I have hitherto spoken only of the direct moral effects in the way of self-discipline; but there is a higher condition of our sanctification which may be seriously affected by a captious, impatient, insubordinate temper-I mean, the direct gifts of grace which fall upon the lowly and submissive heart. Like water-springs, the Spirit leaves the ✓ lofty hills, and gathers in low places. The Spirit of the Dove does not descend and abide on the unruly, headstrong, self-willed. We know not what they forfeit. Yet so it has been from the beginning. The outward and visible Church, since the world entered into it, has always been turbulent and disordered: its rule disputed, its discipline infringed, its doctrine gainsayed. Men of unsubdued tempers and headstrong wills have at all times troubled the outer courts of the Church; but there is a sanctuary of holy obedience into which they cannot enter. There is around every altar a fellowship of the contrite, humble, and submissive; who see Christ in His Church, and in it both minister to Him and obey Him. And they have a peace which is from the God of peace. The Spirit of peace, in gentleness, quietness, meekness, dwells in them, and shelters them even in this rough world from the strife of tongues. They look out upon the angry buffeting face of the visible Church with calmness and a stedfast heart; knowing that all these things must be for the trial and manifestation of the sons of God. They know that at the best the Church in this world is no

more than an imperfect realisation of its perfect idea; an approximation to a type which is in heaven alone.
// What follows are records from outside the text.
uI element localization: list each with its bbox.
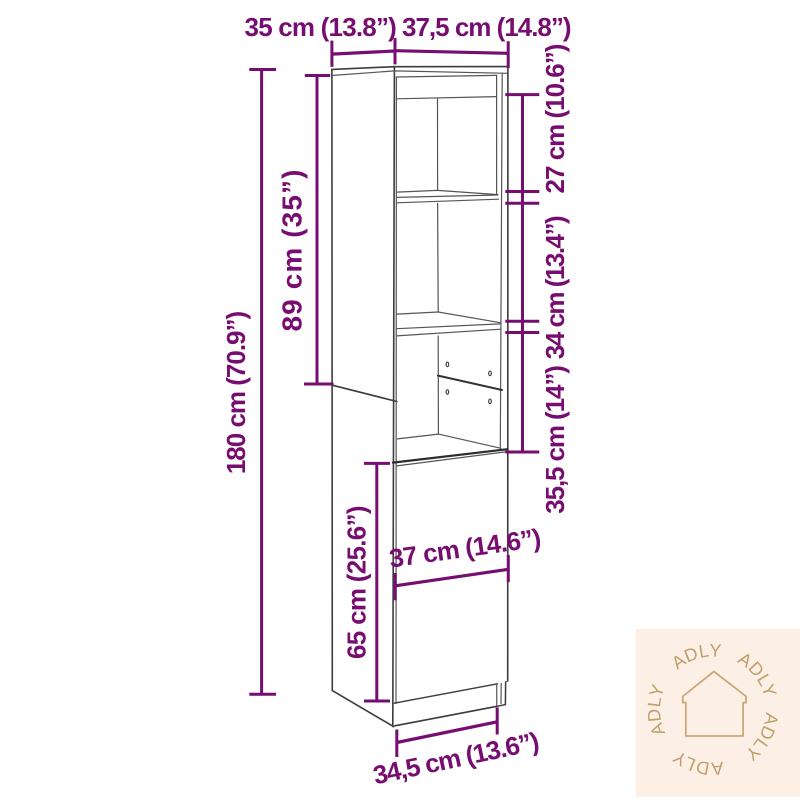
- svg-text:89 cm (35”): 89 cm (35”): [277, 168, 308, 331]
- svg-text:35,5 cm (14”): 35,5 cm (14”): [540, 366, 570, 514]
- svg-text:65 cm (25.6”): 65 cm (25.6”): [342, 506, 372, 659]
- svg-text:37,5 cm (14.8”): 37,5 cm (14.8”): [402, 12, 571, 42]
- svg-text:180 cm (70.9”): 180 cm (70.9”): [221, 311, 251, 474]
- svg-text:27 cm (10.6”): 27 cm (10.6”): [540, 44, 570, 193]
- svg-text:35 cm (13.8”): 35 cm (13.8”): [245, 12, 397, 42]
- svg-text:34 cm (13.4”): 34 cm (13.4”): [540, 216, 570, 359]
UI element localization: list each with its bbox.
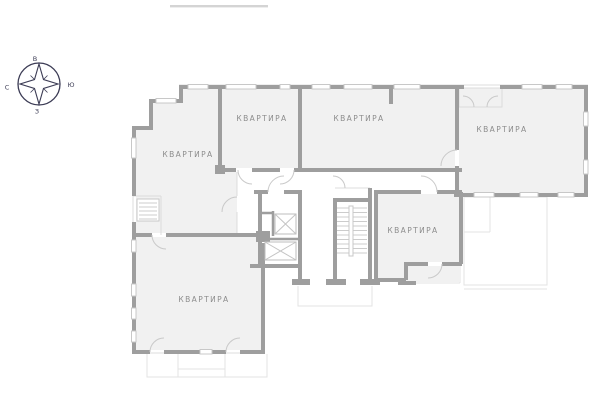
apartment-5-entry[interactable] [406, 266, 459, 282]
elevator-2-icon [265, 242, 296, 260]
elevator-1-icon [275, 214, 296, 234]
compass-letter-bottom: З [35, 108, 39, 116]
compass-rose-icon: В Ю С З [5, 55, 75, 116]
entrance-porch [298, 286, 372, 306]
apartment-region-5[interactable]: КВАРТИРА [378, 194, 459, 282]
apartment-regions: КВАРТИРА КВАРТИРА КВАРТИРА КВАРТИРА КВАР… [136, 88, 584, 350]
apartment-3-label: КВАРТИРА [333, 114, 384, 123]
apartment-2-label: КВАРТИРА [236, 114, 287, 123]
balcony-left [147, 354, 178, 377]
entrance-steps [137, 199, 159, 221]
compass-letter-top: В [33, 55, 37, 63]
apartment-4-room[interactable] [459, 88, 584, 193]
apartment-region-4[interactable]: КВАРТИРА [459, 88, 584, 193]
apartment-3-room[interactable] [302, 88, 455, 168]
apartment-6-label: КВАРТИРА [178, 295, 229, 304]
apartment-region-2[interactable]: КВАРТИРА [222, 88, 298, 168]
staircase-icon [337, 206, 367, 256]
floor-plan-page: В Ю С З КВАРТИРА КВАРТИРА КВАРТИРА КВАРТ… [0, 0, 600, 400]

All the struggle, and strife, and lofty looks, and swelling words, and rebellious deeds, of the disobedient and lawless are no more than must be while the kingdom of the new creation is spreading its dominion over the corruption of the old.

Let us, then, never be out of heart, though the face of the Church be ever so much marred and smitten by the spirit of misrule, and by the sway of disobedience. Let its effect on us be to make us cling closer to the guide which God has given us. Let us render a submissive, uniform, glad obedience to the Church; to its doctrine, discipline, ritual; to its precepts of fasting and humiliation; to its lightest counsel; to the least intimation of its mind and will. Let us watch not only against openly rebellious motions of our hearts, but against vanity, affectation, love of singularity, peculiar ways, habits, and choices, by which men are tempted to bend and tamper with, or, as they would say, to adapt and accommodate the system of the Church to their times and to themselves. Some men cannot even say the prayers of the Church without needless and fanciful changes. This is nothing less than simple exaltation of self above the Church; and making themselves a rule for its orders and doctrines, instead of simply obeying it. Let us mortify self in all its forms; not in the grosser alone, but in those refined shapes in which it keeps its hold upon so many. How few men can endure to be put out of sight and forgotten. All that they say and do has about it something subtil and subdued, hardly preceptible, yet never unperceived, by which self again comes into view. Even in the most sacred things, and in the holiest actions, and with the precepts of self-renouncement in their mouths, there is a something, not so much as a word, but a tone, a look, an

air, which expresses in full the presence and consciousness of a will not dead to its own choice. Let us seek with our whole heart the gift of holy obedience, that in all things we may submit to Christ ruling in His Church, as He submitted to St. John baptizing by the commandment of His Father. Let us, by prayer and self-chastisement, so cross and keep under our likings, preferences, views, opinions, judgments in all things, when the will of the Church is made known, that we may in all things obey "as unto the Lord, and not unto men," with him who said: "I am crucified with Christ; nevertheless I live; yet not I, but Christ liveth in me and the life which I now live in the flesh, I live by the faith of the Son of God, who loved me, and gave Himself for me."